A XENOFOBIA
Em plena campanha eleitoral parece haver indícios de atitudes xenófobas. Estava em crer, porque vivi de perto esse fenómeno, que isso acontecia na África do Sul. Certamente que estamos todos recordados do que aconteceu em Maio 2008. Centenas de moçambicanos e cidadãos de outras nacionalidades, nomeadamente zimbabweanos e oriundos da região dos Grandes Lagos foram alvo de ataques bárbaros (espancados, agredidos com catanas, e queimados com gasolina de alto teor de inflamação, etc.) perpetrados pelos negros sul africanos e que resultaram em 42 mortos e centenas de feridos.
Recordo-me de na altura, na companhia do Embaixador Fernando Fazenda e do Ministro dos Negócios Estrangeiros Oldemiro Baloi, ter visitado os locais de refúgio dos atingidos que eram acusados de traficar drogas e de tirar os empregos dos sul africanos, num País onde o desemprego e a pobreza extrema afectam 40% da população, percentagem bastante elevada se compararmos a cifra deste indicador com a do Japão, que é de 4%. O desemprego na África do Sul deixa naturalmente o executivo de Jacob Zuma muito preocupado.
Na altura e recordando-me agora das entrevistas que fiz, os nossos compatriotas deixaram ficar registos sonoros que ainda hoje faço questão de mantêr no meu arquivo pessoal, da inusitada e requintada barbárie que estavam a ser praticadas.

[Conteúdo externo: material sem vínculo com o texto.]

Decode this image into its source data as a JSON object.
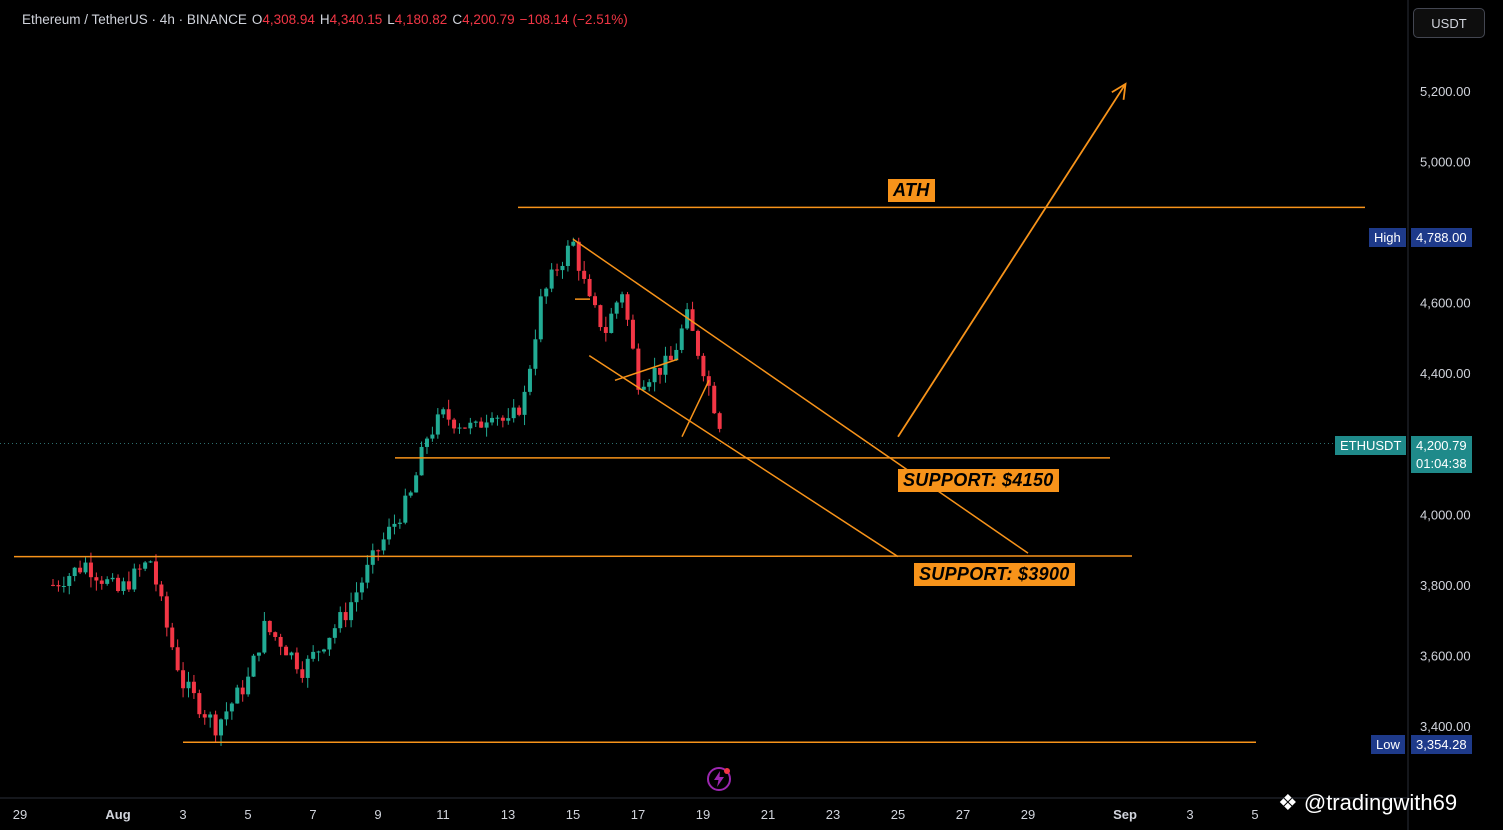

A xenofobia parece estar a acontecer entre nós, a julgar por um informe, em jeito de comentário, que foi publicado pelo meu amigo e colega Lázaro Mabunda e que transcrevo com a devida vénia:
“Delegado do MDM em Nacala fez um discurso assustador para quem quer conquistar o voto do eleitorado. Disse que os moçambicanos em Nacala compram açucar, arroz e outros bens aos congoleses, malianos, etc … em detrimento dos cidadãos moçambicanos. Um discurso xenófobo, que incita xenofobia. Um delegado não pode fazer um discurso xenófobo como este. Este delegado assusta. Em Moçambique há lugar para estrangeiros. Temos de respeitar os estrangeiros, porque também os nossos compatriotas no estrangeiro são respeitados. O que o delegado do MDM deveria fazer era dizer-nos como irá fazer por forma a que os moçambicanos tenham a mesma competência nos negócios que esses estrangeiros.”
Mas pelos vistos as coisas não se ficam por aqui. Uma senhora, de seu nome Caroline Ennis, cuja nacionalidade desconheço, relatou um facto que ela viveu, em Ricalta (Marracuene) por alturas da Facim. Diz ela que “esta linguagem constitui discurso de muita gente. Não é só dos membros dos partidos políticos. No dia em que fui à Facim verifiquei dois casos separados de indivíduos estrangeiros que eram afastados dos locais onde exerciam a sua actividade de venda informal, com frases como esta: vai para o teu País”. Eu fui uma das visadas. Um outro senhor atingido com atitudes de xenofobia foi um cidadão de nacionalidade portuguesa.”
Quero acreditar que estes foram casos isolados. Nem por isso deixam de ser negativos e preocupantes. É dever do Estado garantir a integridade física, patrimonial e moral a quem esteja a viver (temporariamente ou com carácter definitivo) dentro das suas fronteiras nacionais. Se me basear no Cristianismo, maltratar estrangeiros, constitui um dos pecados capitais, a par de maltratar viúvas, maltratar as crianças e órfãs e não pagar a quem tenha trabalhado para nós. Amanhã esta profunda apatia em relação aos estrangeiros, pode virar uma bola de neve. E quando dermos por ela, é capaz de ser tarde.